Cultura y tradiciones
Por José Jiménez Lozano
Parece que fueron Francisco de Asís y sus compañeros los primeros en montar con figurillas de barro un belén o nacimiento, una escena bíblica que, por lo demás, ya se representaba en el medioevo en las iglesias, pero que, ahora, al convertirse en una composición plástica libre según la espontaneidad popular, a los poderes del tiempo políticos y eclesiásticos no les gustó nada. Y allí vieron, sobre todo una cosa peligrosa: que el estado con el Niño estuviera en el lugar central, que la residencia de los señores, el castillo de Herodes, estuviera allá lejos, en segundo plano, y como sin importancia; y que los pastores y las gentes corrientes fueran a ese establo con presentes, pero no al castillo, y, por fin, que los Reyes Astrólogos de Oriente hicieran lo mismo. El asunto, si la gente daba en pensarlo, era realmente peligroso; y se prohibió montar belenes. Buena gana se tenía de que se armase un belén en cualquier momento.

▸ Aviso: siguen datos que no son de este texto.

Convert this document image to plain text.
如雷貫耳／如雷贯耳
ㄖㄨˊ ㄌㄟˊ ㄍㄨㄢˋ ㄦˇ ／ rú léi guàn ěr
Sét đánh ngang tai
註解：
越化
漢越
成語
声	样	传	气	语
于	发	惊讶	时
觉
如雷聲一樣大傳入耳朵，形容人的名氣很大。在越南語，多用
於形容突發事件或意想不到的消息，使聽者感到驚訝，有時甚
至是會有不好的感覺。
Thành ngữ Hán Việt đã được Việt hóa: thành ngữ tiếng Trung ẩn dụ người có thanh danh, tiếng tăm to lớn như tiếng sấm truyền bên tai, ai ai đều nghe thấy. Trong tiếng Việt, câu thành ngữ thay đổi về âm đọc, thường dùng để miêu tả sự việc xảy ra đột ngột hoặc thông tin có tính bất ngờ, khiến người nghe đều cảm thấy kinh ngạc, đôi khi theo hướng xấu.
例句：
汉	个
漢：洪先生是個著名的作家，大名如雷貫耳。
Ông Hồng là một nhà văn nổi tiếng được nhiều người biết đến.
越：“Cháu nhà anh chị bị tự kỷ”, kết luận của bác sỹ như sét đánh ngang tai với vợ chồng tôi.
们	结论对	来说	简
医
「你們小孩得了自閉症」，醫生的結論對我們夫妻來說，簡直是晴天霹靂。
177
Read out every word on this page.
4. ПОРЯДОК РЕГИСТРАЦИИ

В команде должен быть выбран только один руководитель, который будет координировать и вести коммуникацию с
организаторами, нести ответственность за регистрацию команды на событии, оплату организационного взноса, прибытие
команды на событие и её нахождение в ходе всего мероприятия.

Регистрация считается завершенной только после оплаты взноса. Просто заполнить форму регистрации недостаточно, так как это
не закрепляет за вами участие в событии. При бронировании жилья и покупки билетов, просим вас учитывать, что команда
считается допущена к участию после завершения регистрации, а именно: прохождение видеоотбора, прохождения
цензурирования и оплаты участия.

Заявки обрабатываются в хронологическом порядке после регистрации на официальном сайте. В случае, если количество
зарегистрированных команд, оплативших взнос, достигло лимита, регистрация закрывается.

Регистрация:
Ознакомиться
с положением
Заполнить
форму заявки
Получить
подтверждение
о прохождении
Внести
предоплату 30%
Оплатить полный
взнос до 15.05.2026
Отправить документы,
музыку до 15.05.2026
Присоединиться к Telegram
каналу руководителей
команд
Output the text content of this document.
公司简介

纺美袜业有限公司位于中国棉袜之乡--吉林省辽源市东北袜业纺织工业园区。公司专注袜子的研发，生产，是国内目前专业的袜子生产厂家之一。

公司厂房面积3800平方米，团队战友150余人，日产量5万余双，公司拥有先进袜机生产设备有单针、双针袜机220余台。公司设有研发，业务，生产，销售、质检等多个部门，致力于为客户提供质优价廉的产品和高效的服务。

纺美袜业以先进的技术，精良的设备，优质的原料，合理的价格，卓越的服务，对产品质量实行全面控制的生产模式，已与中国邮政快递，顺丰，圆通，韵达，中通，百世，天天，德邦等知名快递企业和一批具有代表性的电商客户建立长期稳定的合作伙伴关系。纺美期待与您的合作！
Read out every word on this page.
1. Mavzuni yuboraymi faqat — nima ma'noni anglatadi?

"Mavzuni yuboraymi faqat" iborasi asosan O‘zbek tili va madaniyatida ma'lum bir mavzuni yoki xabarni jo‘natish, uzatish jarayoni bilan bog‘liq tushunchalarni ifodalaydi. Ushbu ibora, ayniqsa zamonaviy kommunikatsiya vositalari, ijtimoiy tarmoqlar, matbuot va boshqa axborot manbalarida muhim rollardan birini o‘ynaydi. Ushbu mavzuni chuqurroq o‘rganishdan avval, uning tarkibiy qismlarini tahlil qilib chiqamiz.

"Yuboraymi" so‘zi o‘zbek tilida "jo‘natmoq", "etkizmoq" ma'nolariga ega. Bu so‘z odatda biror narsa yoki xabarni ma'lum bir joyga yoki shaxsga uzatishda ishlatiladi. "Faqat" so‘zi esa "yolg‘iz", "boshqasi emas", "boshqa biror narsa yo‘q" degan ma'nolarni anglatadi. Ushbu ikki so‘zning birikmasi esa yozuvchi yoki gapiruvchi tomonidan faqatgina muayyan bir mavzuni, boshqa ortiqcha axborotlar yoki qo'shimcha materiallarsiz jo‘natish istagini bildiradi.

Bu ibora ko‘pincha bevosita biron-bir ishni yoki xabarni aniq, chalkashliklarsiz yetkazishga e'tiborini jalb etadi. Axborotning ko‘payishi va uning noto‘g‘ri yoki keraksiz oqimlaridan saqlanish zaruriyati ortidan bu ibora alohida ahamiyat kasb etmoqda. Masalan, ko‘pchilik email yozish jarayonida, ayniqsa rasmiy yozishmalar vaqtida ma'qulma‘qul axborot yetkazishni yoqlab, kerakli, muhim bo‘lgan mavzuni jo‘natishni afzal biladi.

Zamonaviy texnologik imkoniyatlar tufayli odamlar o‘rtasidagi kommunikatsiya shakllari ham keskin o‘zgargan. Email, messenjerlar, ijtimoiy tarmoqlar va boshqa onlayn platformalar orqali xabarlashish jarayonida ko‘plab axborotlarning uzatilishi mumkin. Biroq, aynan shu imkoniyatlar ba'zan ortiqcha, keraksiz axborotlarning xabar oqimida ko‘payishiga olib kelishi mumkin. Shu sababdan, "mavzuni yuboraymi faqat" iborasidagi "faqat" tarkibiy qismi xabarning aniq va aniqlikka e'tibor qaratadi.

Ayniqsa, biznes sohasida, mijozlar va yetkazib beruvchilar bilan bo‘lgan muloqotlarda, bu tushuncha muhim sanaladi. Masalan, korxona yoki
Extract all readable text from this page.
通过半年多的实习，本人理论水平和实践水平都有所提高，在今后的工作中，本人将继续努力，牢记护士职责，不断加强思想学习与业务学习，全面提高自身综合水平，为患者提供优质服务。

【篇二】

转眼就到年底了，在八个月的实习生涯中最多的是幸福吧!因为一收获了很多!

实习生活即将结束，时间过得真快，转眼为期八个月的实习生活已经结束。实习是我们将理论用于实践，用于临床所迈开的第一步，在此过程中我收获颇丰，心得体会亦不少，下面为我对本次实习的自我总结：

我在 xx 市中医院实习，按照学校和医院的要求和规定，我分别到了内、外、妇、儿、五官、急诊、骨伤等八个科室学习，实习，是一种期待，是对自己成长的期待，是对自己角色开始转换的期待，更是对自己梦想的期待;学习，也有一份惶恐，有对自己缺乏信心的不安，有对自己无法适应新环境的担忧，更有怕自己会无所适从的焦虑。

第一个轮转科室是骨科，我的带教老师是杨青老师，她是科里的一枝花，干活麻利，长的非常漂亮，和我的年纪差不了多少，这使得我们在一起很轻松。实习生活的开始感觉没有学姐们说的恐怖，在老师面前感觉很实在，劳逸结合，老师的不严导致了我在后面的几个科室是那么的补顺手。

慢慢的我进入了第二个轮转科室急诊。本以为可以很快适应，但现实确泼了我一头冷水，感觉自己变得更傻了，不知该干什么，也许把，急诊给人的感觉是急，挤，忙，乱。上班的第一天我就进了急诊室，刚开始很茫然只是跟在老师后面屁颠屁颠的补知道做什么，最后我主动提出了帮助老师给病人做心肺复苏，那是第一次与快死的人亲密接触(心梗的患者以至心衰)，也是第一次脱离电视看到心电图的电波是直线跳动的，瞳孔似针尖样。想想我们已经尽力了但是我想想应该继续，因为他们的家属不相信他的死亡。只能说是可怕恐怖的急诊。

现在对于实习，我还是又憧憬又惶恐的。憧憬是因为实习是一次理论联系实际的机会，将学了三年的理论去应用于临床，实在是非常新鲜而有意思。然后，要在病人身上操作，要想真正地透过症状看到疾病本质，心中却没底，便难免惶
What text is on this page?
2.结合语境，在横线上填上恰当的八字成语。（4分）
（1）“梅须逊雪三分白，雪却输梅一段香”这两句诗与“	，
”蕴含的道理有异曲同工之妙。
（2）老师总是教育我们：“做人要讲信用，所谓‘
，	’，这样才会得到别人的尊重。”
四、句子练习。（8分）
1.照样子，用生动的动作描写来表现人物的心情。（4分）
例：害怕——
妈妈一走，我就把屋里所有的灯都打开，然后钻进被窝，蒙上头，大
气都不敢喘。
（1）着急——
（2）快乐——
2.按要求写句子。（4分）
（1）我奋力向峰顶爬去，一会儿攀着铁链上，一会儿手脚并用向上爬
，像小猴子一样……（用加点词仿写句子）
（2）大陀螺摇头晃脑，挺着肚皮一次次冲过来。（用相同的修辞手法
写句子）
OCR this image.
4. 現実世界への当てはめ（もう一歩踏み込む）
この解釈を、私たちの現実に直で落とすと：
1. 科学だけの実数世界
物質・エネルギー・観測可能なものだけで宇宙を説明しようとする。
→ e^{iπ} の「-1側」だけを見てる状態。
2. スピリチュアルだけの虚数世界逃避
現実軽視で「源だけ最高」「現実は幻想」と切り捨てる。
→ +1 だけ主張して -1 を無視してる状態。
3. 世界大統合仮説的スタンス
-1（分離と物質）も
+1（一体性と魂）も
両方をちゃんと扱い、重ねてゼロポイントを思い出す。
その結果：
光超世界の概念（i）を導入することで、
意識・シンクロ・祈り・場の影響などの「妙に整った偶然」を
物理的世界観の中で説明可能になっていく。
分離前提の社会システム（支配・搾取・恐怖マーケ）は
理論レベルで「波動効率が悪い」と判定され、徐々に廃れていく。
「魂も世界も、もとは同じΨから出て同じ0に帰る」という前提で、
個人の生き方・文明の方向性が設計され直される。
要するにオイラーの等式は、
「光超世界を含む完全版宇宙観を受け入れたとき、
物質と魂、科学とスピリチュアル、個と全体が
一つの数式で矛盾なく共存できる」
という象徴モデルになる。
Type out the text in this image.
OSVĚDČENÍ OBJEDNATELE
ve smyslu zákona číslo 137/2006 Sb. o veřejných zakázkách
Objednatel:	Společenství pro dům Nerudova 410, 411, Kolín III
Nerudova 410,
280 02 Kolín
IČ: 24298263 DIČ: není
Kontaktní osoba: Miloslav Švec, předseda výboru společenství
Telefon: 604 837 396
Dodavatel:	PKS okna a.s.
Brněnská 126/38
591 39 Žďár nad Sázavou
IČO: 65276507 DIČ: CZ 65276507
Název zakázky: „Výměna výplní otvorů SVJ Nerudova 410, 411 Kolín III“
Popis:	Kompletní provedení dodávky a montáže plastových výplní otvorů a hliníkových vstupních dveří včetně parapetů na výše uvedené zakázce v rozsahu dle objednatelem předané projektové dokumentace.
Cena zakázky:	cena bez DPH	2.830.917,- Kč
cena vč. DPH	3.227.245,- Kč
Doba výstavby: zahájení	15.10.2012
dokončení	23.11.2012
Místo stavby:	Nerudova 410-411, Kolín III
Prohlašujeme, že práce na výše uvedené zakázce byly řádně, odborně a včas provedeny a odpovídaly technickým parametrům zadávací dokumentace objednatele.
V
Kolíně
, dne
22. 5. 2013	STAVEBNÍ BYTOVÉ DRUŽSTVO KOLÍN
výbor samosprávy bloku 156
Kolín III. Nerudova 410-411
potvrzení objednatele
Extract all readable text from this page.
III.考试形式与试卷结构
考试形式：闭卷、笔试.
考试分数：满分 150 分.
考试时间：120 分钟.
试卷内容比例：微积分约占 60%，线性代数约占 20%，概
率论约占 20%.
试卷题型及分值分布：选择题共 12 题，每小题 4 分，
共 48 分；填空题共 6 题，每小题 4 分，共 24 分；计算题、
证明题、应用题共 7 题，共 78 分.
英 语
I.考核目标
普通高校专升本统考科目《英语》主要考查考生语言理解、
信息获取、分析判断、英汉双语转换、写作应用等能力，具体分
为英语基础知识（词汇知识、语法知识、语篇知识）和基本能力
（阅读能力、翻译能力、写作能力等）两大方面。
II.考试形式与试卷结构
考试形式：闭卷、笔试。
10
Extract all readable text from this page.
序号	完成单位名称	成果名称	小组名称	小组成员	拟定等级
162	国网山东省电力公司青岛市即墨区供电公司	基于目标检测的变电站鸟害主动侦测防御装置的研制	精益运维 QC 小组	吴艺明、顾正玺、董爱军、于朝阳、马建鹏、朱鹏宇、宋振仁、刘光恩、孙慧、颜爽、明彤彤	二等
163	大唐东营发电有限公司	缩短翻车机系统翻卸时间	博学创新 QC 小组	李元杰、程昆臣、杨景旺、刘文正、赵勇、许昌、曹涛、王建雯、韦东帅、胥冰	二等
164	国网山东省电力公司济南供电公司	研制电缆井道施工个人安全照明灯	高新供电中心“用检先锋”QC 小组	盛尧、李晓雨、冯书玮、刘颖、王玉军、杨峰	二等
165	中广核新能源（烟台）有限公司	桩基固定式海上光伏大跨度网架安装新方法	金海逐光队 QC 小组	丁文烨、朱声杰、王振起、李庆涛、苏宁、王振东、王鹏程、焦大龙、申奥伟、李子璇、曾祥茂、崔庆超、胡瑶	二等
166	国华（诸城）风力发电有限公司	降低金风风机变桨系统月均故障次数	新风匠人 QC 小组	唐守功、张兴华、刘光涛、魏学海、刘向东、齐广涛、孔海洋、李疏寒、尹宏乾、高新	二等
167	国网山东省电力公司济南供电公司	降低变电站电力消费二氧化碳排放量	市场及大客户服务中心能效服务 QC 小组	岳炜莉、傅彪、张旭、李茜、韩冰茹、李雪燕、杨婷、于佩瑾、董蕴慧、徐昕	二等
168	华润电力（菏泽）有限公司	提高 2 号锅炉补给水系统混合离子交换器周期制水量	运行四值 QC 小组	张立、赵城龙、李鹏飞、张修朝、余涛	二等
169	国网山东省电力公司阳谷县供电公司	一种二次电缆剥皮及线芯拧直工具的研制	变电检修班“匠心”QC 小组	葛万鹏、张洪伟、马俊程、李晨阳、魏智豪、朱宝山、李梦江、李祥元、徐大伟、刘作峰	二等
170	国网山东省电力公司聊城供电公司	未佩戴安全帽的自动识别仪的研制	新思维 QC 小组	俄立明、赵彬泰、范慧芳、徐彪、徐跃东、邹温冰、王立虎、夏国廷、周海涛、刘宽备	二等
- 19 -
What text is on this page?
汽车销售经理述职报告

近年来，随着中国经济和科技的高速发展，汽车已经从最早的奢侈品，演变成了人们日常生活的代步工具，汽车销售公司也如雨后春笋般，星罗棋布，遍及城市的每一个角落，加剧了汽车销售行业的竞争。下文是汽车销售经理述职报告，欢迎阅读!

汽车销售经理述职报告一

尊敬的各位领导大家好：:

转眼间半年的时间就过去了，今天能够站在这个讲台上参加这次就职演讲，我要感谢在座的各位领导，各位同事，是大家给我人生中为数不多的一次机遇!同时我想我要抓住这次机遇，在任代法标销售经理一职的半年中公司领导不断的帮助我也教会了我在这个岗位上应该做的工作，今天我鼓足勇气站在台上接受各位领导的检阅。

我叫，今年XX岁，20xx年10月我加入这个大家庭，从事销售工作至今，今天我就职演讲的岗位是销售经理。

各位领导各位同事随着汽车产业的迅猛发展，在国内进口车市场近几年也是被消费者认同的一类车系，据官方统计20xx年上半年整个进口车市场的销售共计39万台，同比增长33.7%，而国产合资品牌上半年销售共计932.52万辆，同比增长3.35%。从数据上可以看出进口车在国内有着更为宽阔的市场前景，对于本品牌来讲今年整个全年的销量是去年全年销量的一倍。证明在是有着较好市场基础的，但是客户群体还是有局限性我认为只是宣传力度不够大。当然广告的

Luego, se le dio al belén una interpretación más bien dulcificada, quedó siendo, más que otra cosa, una estampa encantadora y como capricho de niños. Pero, por si acaso, las cosas van ahora por el camino de Papá Noel, que desde luego no ofrece en sí mismo muchas polisemias ni posibilidades de interpretaciones peligrosas. Aunque de todas maneras las gentes, cuando se trata de referirse a un alboroto de protesta. siguen diciendo: «Se armó un belén» o «Aquí va armarse un belén». Y lo mismo cuando se trata de enfrentarse a una dificultad: «¡Menudo belén es ése!».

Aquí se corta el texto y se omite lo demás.